Джек пожал им руки, с искренней симпатией глядя на улыбающихся партизан. Он не успел ответить, второй патрульный, чуть старше самого Джека, рассмеялся:
— Трудно догадаться? К Стелле!
— Да, к Стелле, — кивнул Джек. — Она там? На месте?
— А как же. — Рыжеусый поднял с земли панаму, ударил о колено. — Мы ей сейчас бибикнем, чтобы вышла навстречу. В лесочке или в поле-то встречаться удобней…
Оба засмеялись, вскакивая на коней. Джек отмахнулся, но, уходя, заметил, что старший в самом деле разматывает провод вокруг гарнитуры рации…
Он прошел еще с километр, уже совершенно без мыслей, потому что встречи со Стеллой было уже не избежать, а он… он не знал, что ей скажет.
Луг обрывался косогором, внизу которого начиналась роща, а за нею, в нескольких километрах от места, где шел Джек, виднелся полевой лагерь партизан. Юноша подумал, что Стелла, наверное, уже идет через рощу, и резко остановился, серьезно раздумывая: не повернуть ли?

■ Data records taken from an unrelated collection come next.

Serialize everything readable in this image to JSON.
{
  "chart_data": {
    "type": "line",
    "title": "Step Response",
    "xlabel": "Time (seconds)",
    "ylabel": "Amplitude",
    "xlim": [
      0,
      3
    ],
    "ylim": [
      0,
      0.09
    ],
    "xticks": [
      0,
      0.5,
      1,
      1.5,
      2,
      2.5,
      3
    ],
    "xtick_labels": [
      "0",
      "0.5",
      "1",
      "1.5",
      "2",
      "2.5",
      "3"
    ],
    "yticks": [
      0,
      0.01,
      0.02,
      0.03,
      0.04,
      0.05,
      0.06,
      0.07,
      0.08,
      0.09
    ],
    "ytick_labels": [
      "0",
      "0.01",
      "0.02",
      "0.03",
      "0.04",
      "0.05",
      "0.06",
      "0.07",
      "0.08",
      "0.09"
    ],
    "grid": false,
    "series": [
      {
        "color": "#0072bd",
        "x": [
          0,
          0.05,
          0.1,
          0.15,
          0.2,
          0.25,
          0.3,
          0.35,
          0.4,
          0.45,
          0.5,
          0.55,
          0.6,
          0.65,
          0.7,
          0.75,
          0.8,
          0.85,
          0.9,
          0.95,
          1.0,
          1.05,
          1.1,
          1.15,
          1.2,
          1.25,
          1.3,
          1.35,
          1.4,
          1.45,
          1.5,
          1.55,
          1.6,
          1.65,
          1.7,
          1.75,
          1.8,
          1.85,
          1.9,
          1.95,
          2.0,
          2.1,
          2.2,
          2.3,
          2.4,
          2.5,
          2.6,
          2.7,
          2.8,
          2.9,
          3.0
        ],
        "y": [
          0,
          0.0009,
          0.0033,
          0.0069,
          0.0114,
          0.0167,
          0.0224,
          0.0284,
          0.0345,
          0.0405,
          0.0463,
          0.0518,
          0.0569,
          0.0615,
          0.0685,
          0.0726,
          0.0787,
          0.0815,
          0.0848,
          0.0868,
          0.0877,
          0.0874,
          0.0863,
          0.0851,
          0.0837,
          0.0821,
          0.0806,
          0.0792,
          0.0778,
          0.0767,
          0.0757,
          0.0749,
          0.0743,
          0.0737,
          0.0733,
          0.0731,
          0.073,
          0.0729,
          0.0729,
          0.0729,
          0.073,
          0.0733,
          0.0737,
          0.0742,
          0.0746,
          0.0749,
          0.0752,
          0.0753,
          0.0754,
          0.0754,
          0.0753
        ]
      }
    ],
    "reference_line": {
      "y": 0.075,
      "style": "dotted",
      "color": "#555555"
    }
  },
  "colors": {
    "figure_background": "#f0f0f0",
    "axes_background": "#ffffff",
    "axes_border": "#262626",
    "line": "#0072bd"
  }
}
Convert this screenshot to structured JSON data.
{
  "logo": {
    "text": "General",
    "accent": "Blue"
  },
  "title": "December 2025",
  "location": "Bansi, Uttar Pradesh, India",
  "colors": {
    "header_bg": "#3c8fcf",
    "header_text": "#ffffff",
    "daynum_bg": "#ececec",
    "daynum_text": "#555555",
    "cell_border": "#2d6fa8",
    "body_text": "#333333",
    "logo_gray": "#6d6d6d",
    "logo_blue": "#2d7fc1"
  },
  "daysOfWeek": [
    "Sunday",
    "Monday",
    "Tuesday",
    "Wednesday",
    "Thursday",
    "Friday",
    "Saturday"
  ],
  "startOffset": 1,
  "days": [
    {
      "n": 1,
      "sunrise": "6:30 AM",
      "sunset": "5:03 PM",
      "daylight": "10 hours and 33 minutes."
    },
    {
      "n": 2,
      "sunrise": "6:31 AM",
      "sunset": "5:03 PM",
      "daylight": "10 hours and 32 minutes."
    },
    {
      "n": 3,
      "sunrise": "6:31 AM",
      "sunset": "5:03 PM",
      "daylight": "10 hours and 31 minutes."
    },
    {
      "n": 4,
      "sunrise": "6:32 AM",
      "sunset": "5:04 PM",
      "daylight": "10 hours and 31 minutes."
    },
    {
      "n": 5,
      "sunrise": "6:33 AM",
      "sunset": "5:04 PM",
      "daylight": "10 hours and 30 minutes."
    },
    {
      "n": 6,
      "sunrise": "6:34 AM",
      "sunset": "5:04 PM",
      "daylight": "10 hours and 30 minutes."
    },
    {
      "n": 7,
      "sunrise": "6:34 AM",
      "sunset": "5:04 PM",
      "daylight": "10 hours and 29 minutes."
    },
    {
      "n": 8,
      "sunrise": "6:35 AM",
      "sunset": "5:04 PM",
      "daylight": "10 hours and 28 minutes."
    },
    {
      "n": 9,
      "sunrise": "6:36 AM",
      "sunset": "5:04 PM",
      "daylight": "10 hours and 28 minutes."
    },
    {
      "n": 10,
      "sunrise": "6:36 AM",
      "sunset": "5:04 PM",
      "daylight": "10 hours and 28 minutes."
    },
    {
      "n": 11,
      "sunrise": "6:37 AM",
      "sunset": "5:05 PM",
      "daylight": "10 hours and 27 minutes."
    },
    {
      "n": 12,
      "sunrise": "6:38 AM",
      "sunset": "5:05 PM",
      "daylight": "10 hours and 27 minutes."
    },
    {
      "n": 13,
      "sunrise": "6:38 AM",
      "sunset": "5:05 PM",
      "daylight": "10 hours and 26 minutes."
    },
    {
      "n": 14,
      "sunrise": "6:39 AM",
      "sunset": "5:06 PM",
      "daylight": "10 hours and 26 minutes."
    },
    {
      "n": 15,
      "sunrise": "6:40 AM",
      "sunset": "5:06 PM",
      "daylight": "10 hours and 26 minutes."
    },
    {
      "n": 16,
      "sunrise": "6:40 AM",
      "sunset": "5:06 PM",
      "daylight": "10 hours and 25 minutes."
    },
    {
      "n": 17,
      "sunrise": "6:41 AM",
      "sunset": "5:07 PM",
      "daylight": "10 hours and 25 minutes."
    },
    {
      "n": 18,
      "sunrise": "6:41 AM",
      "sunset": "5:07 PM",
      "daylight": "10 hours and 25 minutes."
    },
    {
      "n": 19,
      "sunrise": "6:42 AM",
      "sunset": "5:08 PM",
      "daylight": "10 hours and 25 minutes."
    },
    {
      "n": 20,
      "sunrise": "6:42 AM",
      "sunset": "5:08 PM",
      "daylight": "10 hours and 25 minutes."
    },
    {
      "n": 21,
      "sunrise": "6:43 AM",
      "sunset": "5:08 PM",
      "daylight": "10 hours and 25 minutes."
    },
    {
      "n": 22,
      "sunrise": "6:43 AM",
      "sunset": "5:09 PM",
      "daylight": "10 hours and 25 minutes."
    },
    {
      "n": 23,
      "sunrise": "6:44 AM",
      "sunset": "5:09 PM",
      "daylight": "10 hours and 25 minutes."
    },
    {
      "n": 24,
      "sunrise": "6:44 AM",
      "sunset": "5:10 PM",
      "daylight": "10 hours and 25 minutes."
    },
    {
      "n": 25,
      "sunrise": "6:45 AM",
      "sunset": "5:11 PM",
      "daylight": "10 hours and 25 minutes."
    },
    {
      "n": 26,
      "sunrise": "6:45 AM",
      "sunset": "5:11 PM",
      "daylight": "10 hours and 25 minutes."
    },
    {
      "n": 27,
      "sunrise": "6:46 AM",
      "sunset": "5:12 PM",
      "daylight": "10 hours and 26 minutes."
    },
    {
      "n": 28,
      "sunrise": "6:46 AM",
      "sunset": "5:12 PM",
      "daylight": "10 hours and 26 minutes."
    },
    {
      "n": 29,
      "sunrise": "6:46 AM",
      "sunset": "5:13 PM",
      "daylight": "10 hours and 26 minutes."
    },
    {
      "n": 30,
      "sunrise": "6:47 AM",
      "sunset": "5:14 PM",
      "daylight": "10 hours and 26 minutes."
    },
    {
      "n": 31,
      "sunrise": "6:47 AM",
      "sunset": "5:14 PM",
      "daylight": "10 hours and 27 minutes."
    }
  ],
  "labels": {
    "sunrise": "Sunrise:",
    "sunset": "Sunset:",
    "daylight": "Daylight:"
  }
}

Он упал раньше, чем успел понять, почему в шаге перед ним переломился и завалился в сторону красивый стебель какой-то цветущей колючки. Упал Джек, потому что тут и понимать ничего было не надо, и лишь потом сознание его отметило еле слышный звук выстрела.
Снайпер! Джек откатился, переполз по тропинке. Чуть приподнявшись, огляделся. Тихо. Тепло. Прозрачно. Половину неба занимала ползущая черная туча, на второй сияло солнце.
И он был здесь. Снайпер был здесь. Джек сбросил с плеча автомат.
— Джеки!
Юноша оглянулся — оглянулся дернувшись, словно его ужалила оса.
Стелла стояла в начале тропинки. Очевидно, она только что поднялась на косогор и теперь недоумевала, почему Джек растянулся на земле. Девушка была без оружия, босиком, сапоги висели через плечо. Она улыбалась радостно и слегка удивленно.
А за ее спиной все быстрей ползла по небу, зачерняя его, туча.
— Ложись! — выкрикнул Джек, сам испугавшись своего голоса. — Ложись, Стелла!
Она поняла сразу. И метнулась в сторону, но… замерла в движении, странно отведя руку и выгнувшись, словно разрывала грудью финишную ленточку. Постояла. И бесшумно упала в траву. Ничком.